何故そんな事を思い出してムッとしたのかわからない。
でもムッとした感情のまま少し身を乗り出して手を伸ばすと、綺麗になでつけられたプロイセンの前髪をクシャクシャっと乱した。

…へ?
いきなりのイギリスの行動に左手にコーヒーカップを持ったまま目を丸くして固まるプロイセン。

「…なんだ?」
と言う声にハッとして、今度はイギリスの方が一瞬固まる。
本当に自分でも何故そんな事をしたのかわからない。

――なんだか…ギルじゃないみたいだったから
と、ごまかすように口を尖らせてみせれば、

――そっか。
と、プロイセンはそれ以上追及はせず、しかし何故か少し嬉しそうに笑った。



そのあとは促されるまま可愛い雑貨屋を覗いて、そこでこちらをつぶらな目で見ている小さなクマとお見合いをしていたら、気づいたらそれを買われて持たされていた。
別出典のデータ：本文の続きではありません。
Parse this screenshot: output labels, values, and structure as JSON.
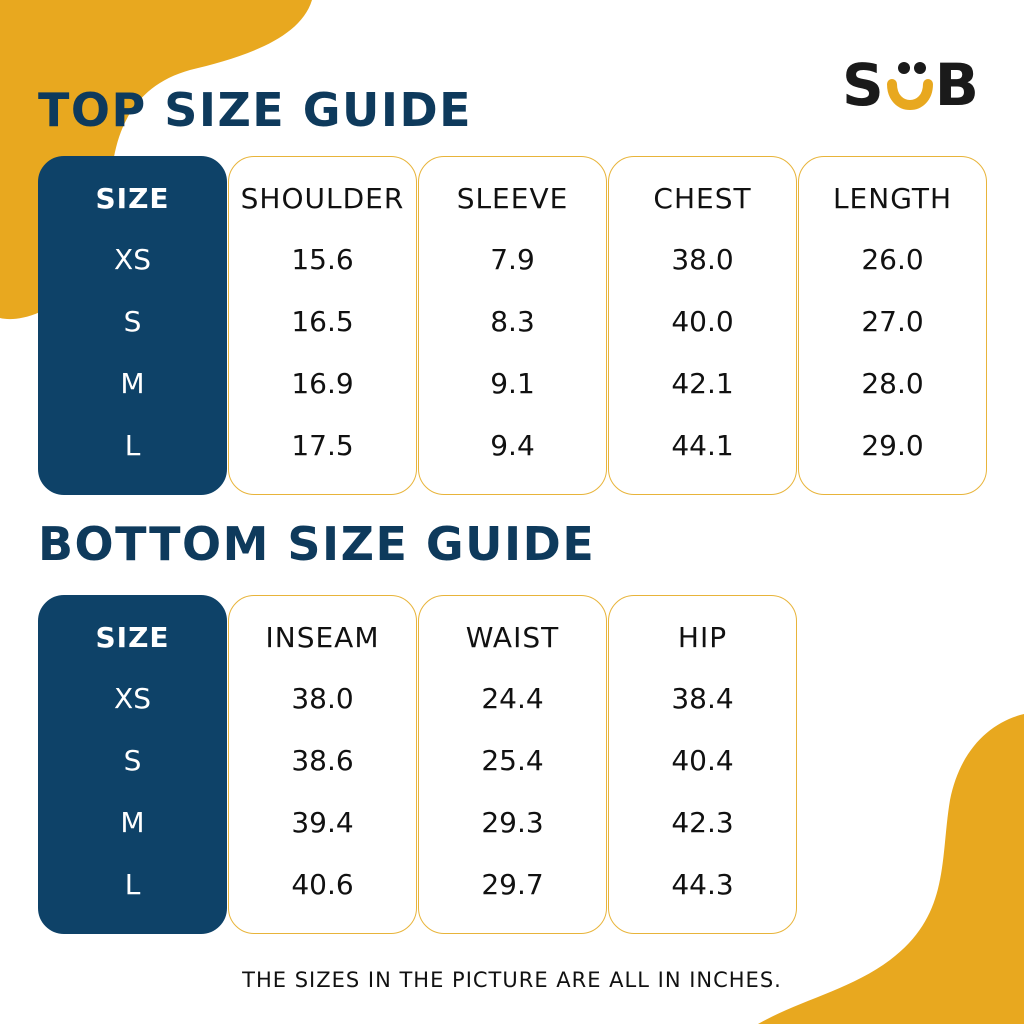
{
  "brand": {
    "logo_left": "S",
    "logo_right": "B",
    "colors": {
      "navy": "#0e4268",
      "accent": "#e8a81f",
      "text": "#111111"
    }
  },
  "top": {
    "title": "TOP SIZE GUIDE",
    "columns": [
      {
        "header": "SIZE",
        "values": [
          "XS",
          "S",
          "M",
          "L"
        ]
      },
      {
        "header": "SHOULDER",
        "values": [
          "15.6",
          "16.5",
          "16.9",
          "17.5"
        ]
      },
      {
        "header": "SLEEVE",
        "values": [
          "7.9",
          "8.3",
          "9.1",
          "9.4"
        ]
      },
      {
        "header": "CHEST",
        "values": [
          "38.0",
          "40.0",
          "42.1",
          "44.1"
        ]
      },
      {
        "header": "LENGTH",
        "values": [
          "26.0",
          "27.0",
          "28.0",
          "29.0"
        ]
      }
    ]
  },
  "bottom": {
    "title": "BOTTOM SIZE GUIDE",
    "columns": [
      {
        "header": "SIZE",
        "values": [
          "XS",
          "S",
          "M",
          "L"
        ]
      },
      {
        "header": "INSEAM",
        "values": [
          "38.0",
          "38.6",
          "39.4",
          "40.6"
        ]
      },
      {
        "header": "WAIST",
        "values": [
          "24.4",
          "25.4",
          "29.3",
          "29.7"
        ]
      },
      {
        "header": "HIP",
        "values": [
          "38.4",
          "40.4",
          "42.3",
          "44.3"
        ]
      }
    ]
  },
  "footnote": "THE SIZES IN THE PICTURE ARE ALL IN INCHES."
}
「いや、おかしいだろ?今日お前の誕生日の祝いなんだから俺がお前に買うべきで…」
と、わたわたと慌てると、プロイセンに当たり前に
「いや、おかしくねえだろ。今お前女だし?
俺様がクマのぬいぐるみ抱えてるよりは自然じゃね?」
と言われて、
「それもそうだな…」
と、その時は納得したが、何か違う気がしないでもない。
まあクマは可愛くて手放しがたくなってしまったのでありがたく頂いて置く事にはした。

全てがそんな感じで進んでいく。

これではどちらの誕生日なのだかわからないな…と思いはしたが、そんなまるで大切なレディのように扱われるのは不思議と不快ではなく、むしろ楽しかった。